Mutter von Alyssa schildert Angeklagten als übertrieben höflich
Sowohl die Eltern, als auch Willi H., den der Angeklagte Maurice M. bei der Bluttat an der Hand verletzt haben soll, wurden Anfang September vom Gericht als Zeugen befragt. Zum Prozessauftakt im August hatten die Pflichtverteidiger einen Antrag auf Befangenheit der Richter gestellt. Dieser wurde jedoch abgelehnt.
Überraschend hatte der 20-jährige Angeklagte am zweiten Prozesstag von seinem Pflichtverteidiger eine Erklärung verlesen lassen. Darin bestätigte er die Vorwürfe der Staatsanwaltschaft in allen Details und erklärte, dass es ihm sehr leid täte, der Familie so großes Leid zugefügt zu haben. Während die Erklärung verlesen wurde, habe Maurice M. äußerlich keine Regung gezeigt, berichtete ein Beobachter des Prozesses gegenüber den Eichwalder Nachrichten.

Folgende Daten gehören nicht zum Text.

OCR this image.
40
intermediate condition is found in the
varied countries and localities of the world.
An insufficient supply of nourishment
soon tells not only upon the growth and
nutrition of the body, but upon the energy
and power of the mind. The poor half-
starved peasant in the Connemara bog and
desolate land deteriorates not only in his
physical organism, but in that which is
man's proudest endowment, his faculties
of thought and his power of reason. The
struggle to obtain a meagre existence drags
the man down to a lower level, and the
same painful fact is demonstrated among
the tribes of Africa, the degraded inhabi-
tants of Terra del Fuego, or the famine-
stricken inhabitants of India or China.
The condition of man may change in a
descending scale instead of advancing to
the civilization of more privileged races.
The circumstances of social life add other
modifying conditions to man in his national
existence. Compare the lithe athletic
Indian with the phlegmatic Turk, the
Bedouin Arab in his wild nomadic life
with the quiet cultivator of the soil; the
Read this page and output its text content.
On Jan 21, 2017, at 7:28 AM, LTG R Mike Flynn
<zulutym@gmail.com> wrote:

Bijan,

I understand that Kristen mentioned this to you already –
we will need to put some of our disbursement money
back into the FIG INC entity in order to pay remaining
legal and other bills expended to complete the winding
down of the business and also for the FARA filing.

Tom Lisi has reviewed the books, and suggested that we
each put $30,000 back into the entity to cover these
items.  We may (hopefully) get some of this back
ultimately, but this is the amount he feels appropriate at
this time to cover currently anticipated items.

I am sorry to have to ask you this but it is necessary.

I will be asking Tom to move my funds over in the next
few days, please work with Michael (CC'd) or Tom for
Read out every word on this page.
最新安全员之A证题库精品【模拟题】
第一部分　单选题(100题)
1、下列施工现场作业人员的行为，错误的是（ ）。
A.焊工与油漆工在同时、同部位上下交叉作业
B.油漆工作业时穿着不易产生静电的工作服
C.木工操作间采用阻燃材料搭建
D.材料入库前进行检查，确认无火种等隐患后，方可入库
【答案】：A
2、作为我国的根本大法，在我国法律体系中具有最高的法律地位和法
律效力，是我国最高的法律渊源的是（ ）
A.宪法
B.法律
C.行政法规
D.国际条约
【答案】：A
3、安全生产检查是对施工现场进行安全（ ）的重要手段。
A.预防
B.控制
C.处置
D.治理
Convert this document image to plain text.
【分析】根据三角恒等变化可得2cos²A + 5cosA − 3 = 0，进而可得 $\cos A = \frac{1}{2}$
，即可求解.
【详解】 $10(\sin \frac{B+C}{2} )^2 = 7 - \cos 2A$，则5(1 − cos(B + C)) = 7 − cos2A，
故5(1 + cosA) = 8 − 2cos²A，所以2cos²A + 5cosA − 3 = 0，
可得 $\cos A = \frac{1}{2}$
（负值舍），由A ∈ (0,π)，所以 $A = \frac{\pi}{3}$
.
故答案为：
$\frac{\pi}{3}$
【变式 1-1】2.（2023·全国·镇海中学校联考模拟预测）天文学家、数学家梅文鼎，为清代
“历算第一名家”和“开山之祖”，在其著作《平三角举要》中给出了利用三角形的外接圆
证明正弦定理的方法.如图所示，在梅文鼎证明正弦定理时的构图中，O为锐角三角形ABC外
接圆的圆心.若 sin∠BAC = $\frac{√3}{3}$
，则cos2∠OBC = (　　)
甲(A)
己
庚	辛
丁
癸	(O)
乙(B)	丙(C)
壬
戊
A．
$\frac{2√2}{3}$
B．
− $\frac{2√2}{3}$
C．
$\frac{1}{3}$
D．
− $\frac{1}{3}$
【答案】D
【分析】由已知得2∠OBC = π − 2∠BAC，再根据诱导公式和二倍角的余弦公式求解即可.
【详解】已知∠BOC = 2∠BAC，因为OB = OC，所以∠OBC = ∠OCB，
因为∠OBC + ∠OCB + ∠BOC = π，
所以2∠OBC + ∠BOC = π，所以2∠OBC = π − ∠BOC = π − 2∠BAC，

Richter Thomas Braunsdorf befragte Willi H. zum Hergang der Tat. Dieser bestätigte in seiner Aussage den geschilderten Ablauf aus der Anklageschrift der Staatsanwaltschaft. Jeannette B., Mutter von Alyssa, kann die Schilderungen kaum ertragen und bricht – wie beim ersten Prozesstag – in Tränen aus. Der Pflichtverteidiger überreichte im Anschluss an die Zeugenvernehmung Willi H. einen Umschlag mit 500 Euro Schmerzensgeld. Der Schüler nahm das Geld jedoch nicht an, spendete es vielmehr an den Weißen Ring e.V., einem Verein, der Opfern von Kriminalität hilft und unterstützt, so auch die Familie des Opfers aus Eichwalde.
Jeannette B. erklärte in ihrer Zeugenaussage, dass Maurice M. seit Anfang Oktober Kontakt zu ihrer Tochter gehabt habe. Er sei ihr als sehr höflich, zuvorkommend, fast schon übertrieben höflich vorgekommen. Bei einem Besuch habe er in einem Gästezimmer übernachtet. Alyssa habe die Eltern um Rat gefragt, da sie die Beziehung zu Maurice M. beenden wollte. Dieser habe psychische Probleme, mit denen Alyssa offenbar überfordert gewesen sei, berichtete die 49-jährige Mutter. Alyssas Vater erklärte, dass er das Gefühl hatte, dass der Angeklagte nach der Beendigung der Beziehung der Tochter etwas antun könnte.
Noch immer leidet die Familie unter der schrecklichen Bluttat. Jeannett B. kann ihre Arbeit als Heilpraktikerin nicht mehr ausüben. Ihre Praxis hat sie inzwischen geschlossen.